I’m seeing a lot of Flyio videos and blog posts about the combo GPUs and Ollama. It’s nice to being able to deploy GPUs here but Ollama works with OS models and these are very cheap to use through a lot of API’s vendors. If so, what’s the point to pay expensive GPUs hours if you can pay cheap API requests?
Can you provide more details on the pricing of these LLM API vendors? To my knowledge, most (if not all of them) charge based on the input token, which makes sense b/c the compute is based on the input. It looks like things ends up costing as low as $0.0005/call.
Fly’s most expensive GPU is $3.5/hour which is about ~6c/minute… autostop usually kills the machine in ~10 minutes so, it costs 60cents to run a query.
Pure paper napkin math, running your own model on fly would be cheaper at scale vs paying for these vendors. But if you’re doing smaller requests, then yea it makes more sense to use chatGPT, etc…
With $0.6 I can use 10M of Llama 3.1 8B at $0.06/M input tokens on Deepinfra, and without the 10 minutes window. I simple want to understand the case for Ollama here.
Sure, then Deepinfra is cheaper. But what happens when you need to use - for w/e use case - 1B tokens? Running your own model on fly would be cheaper, would it not? The price would still be $3.50 + the standard bandwidth vs $60
To serve 1B will need to pay a lot of bandwidth which is not cheap and I doubt one GPU will cover it. Am I wrong?
Yea, you’re right. It’ll be closer to $50 vs $60
API vendors are doing the equivalent of running one machine and sending multiple users’ requests to them. It’s very different than running dedicated GPUs.
Sending 10 requests per minute to a Fly GPU is going to be much cheaper than the API vendor equivalents. Sending one request every few hours is not. It’s just a trade off in how we implement these things.
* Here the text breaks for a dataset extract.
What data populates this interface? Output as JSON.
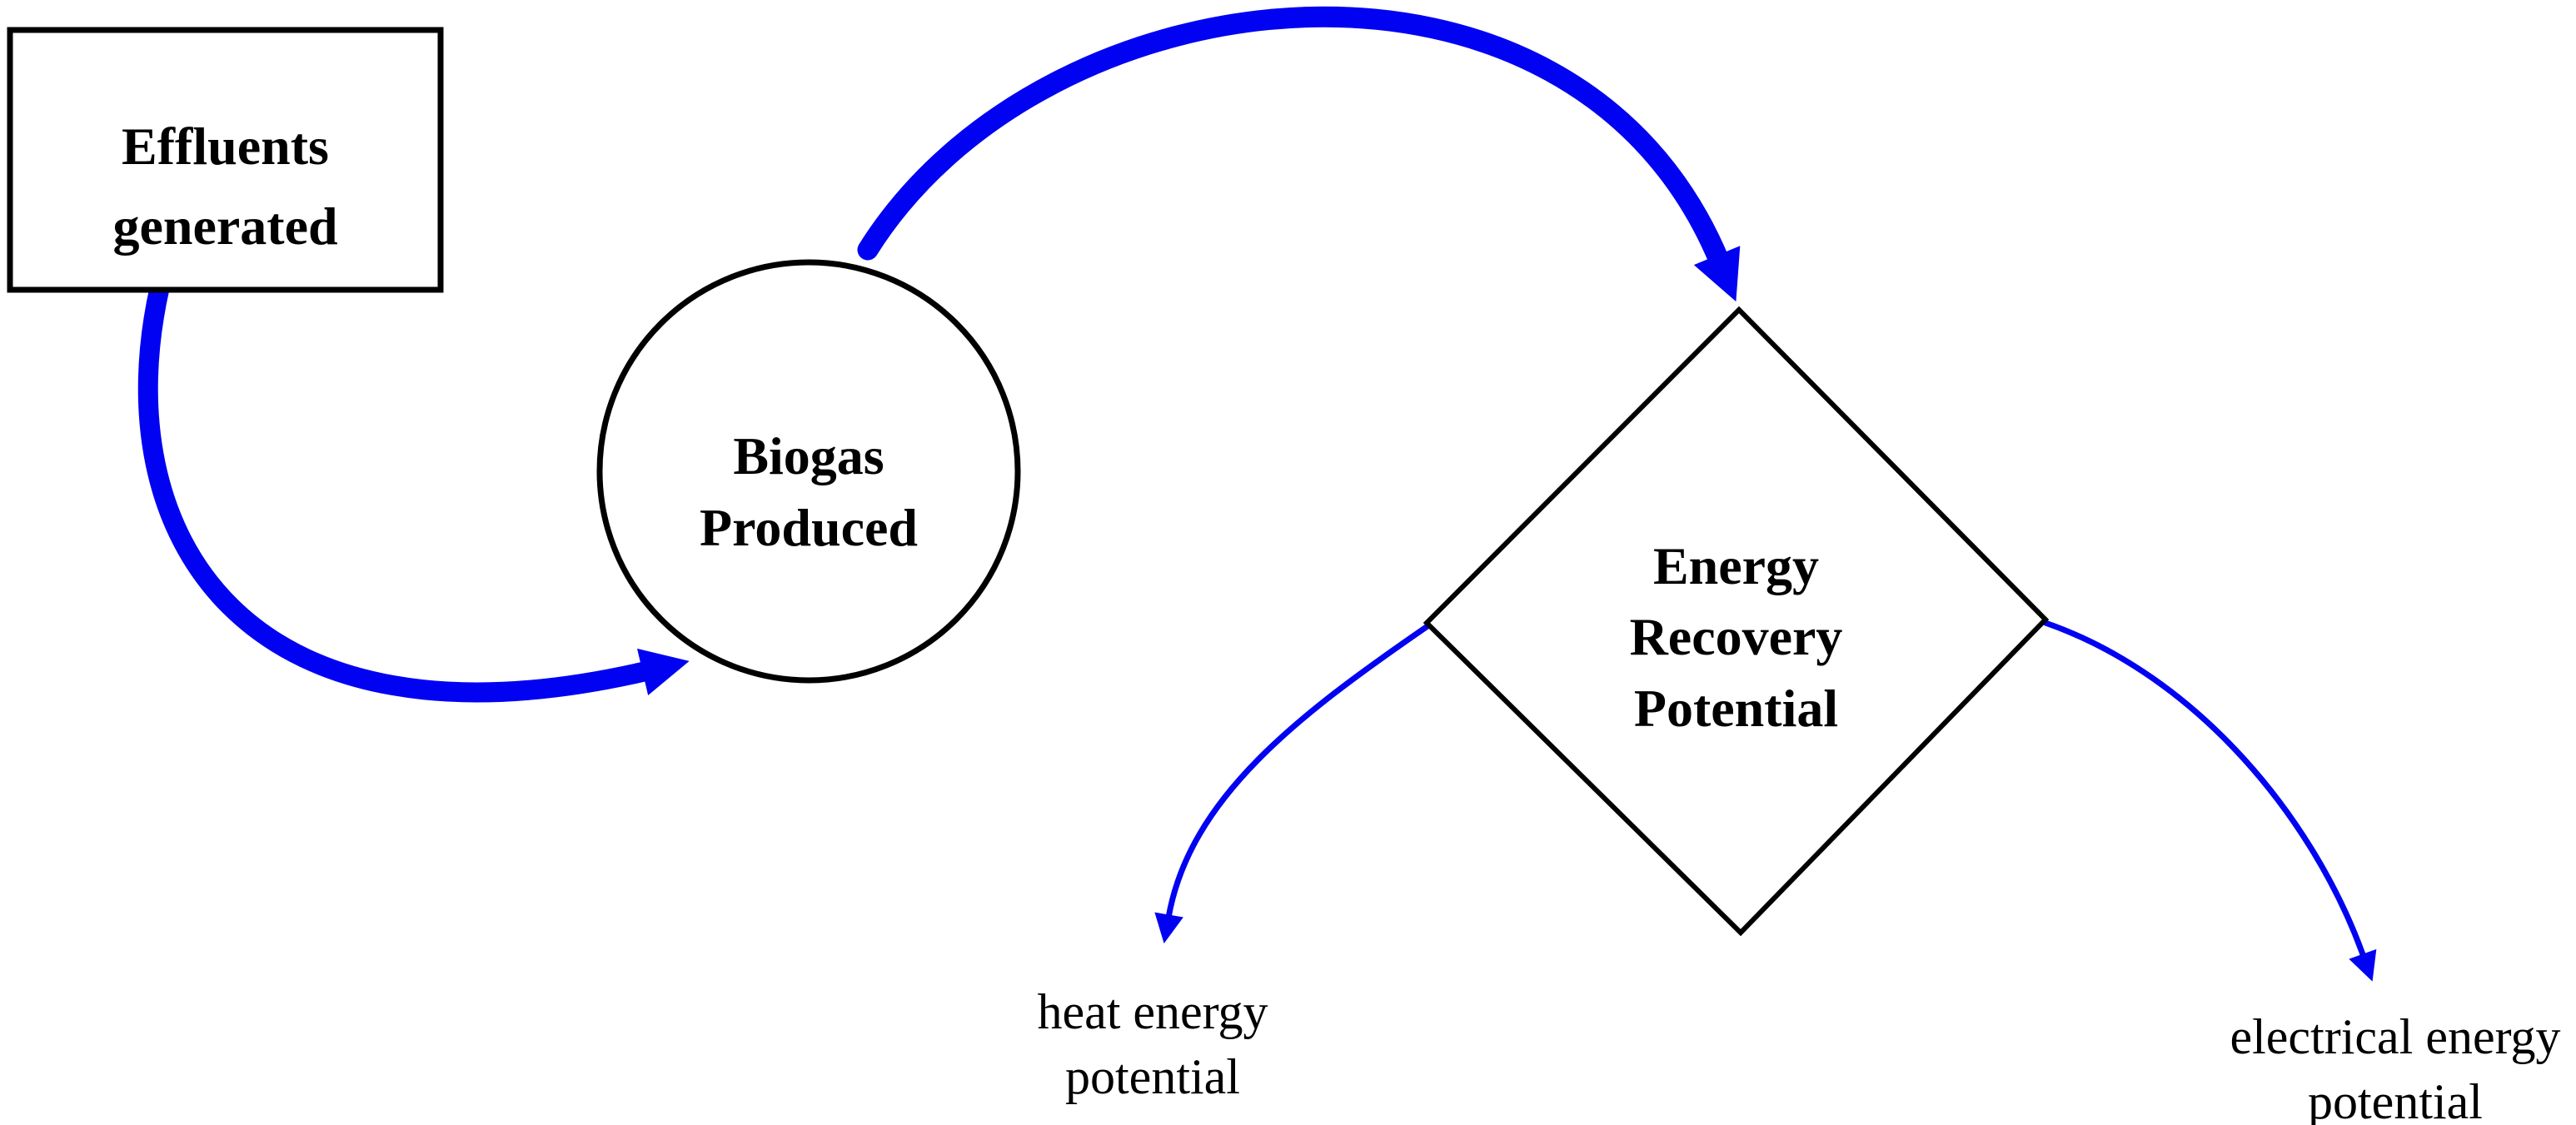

In theory, if we could make Machines with GPUs start and stop fast enough, you could get similar expense at very low volumes. That turns out to be hard, though.
So for what you’re doing, the API vendors are probably a good choice. When you have an app with traffic, using the GPUs directly is likely to be better.
I think most of the business will be better paying for the big vendors API than self deployed GPU time cost. But still I would like to see some real business cases using Ollama over Fly GPU and then comparing the costs with APIs.
By the way, how it compares with Replicate? They states:
You only pay for what you use on Replicate, billed by the second. When you don’t run anything, it scales to zero and you don’t pay a thing.
Btw, Ollama or not, the Flyio team girl videos are great, I watch them all.
Replicate sounds like Fly gpus. If you’re already on Fly, why not use Fly’s GPUs to do the LLM?
Looking at Replicate’s pricing: Nvidia A100 (80GB)
is about $5/hour vs $3.5/hour.
I personally wouldn’t want to add another 3rd party dependency to my stack, that’s why I’m running llama
on Fly. But you do you.
Because Replicate scales to zero immediately after the use.
You can pretty much do the same thing on Fly GPUs by exiting the process w/ code 0. You just have to make sure there’s no work being done.
I see. I think I’ll try it and then compare with Replicate. The only thing is, since Flyio is a post paid credit card, I’m afraid of doing something wrong forgetting to exit it and getting huge GPU bills.
Let us know how it goes. I thought fly lets you buy credits with prepaid cards?
Yes you can, but it will only add these credits to the post paid credit card bills expense. So, for example, if I buy $50 and I forget the GPU on, I could get a surprise $400 - $50 (of the credits). The credits going to zero won’t stop the GPUs. It works like that not only for the GPUs, is for the whole platform.
Ah I see. If you set auto_stop_machines = "stop"
, it should kill idle machines w/in 10 minutes.
But if you have something that keeps the machine up, then yea you’ll have a big bill.
For what it’s worth, we’ll refund large, unintentional burst charges. Our business works better if people grow consistently over time, collecting $500 you didn’t mean to spend does not benefit us.
You should probably get a plan with paid email support if you’re worried about this though. Otherwise it might take many days for us to reply to your email.
We use fly GPUs for a few reasons.
It allows us to keep our AI workloads within our servers, minimizing the privacy impact.
It allows us to reuse infrastructure we already have running on fly, e.g. The servers are private-only and accessible through a private flycast so we retain scaling and autostart/autostop while still being easily accesible from our API servers.
We can do the above while keeping costs down thanks to autostart/autostop.
We use 7B size models without volumes which gives us request times from cold start of around 30s and request times from warm of around 3s.
I wonder what’s more cost effective: having the 30 second cold start or paying for the extra storage for the model. There’s bandwidth costs when pulling down the models each time too.
@khuezy the 30s cold start isn’t downloading the model. The model is baked into the docker image. The cold start time is simply the amount of time it takes for the machine to start, ollama to start, the model to be copied into VRAM, and for the inference to be processed.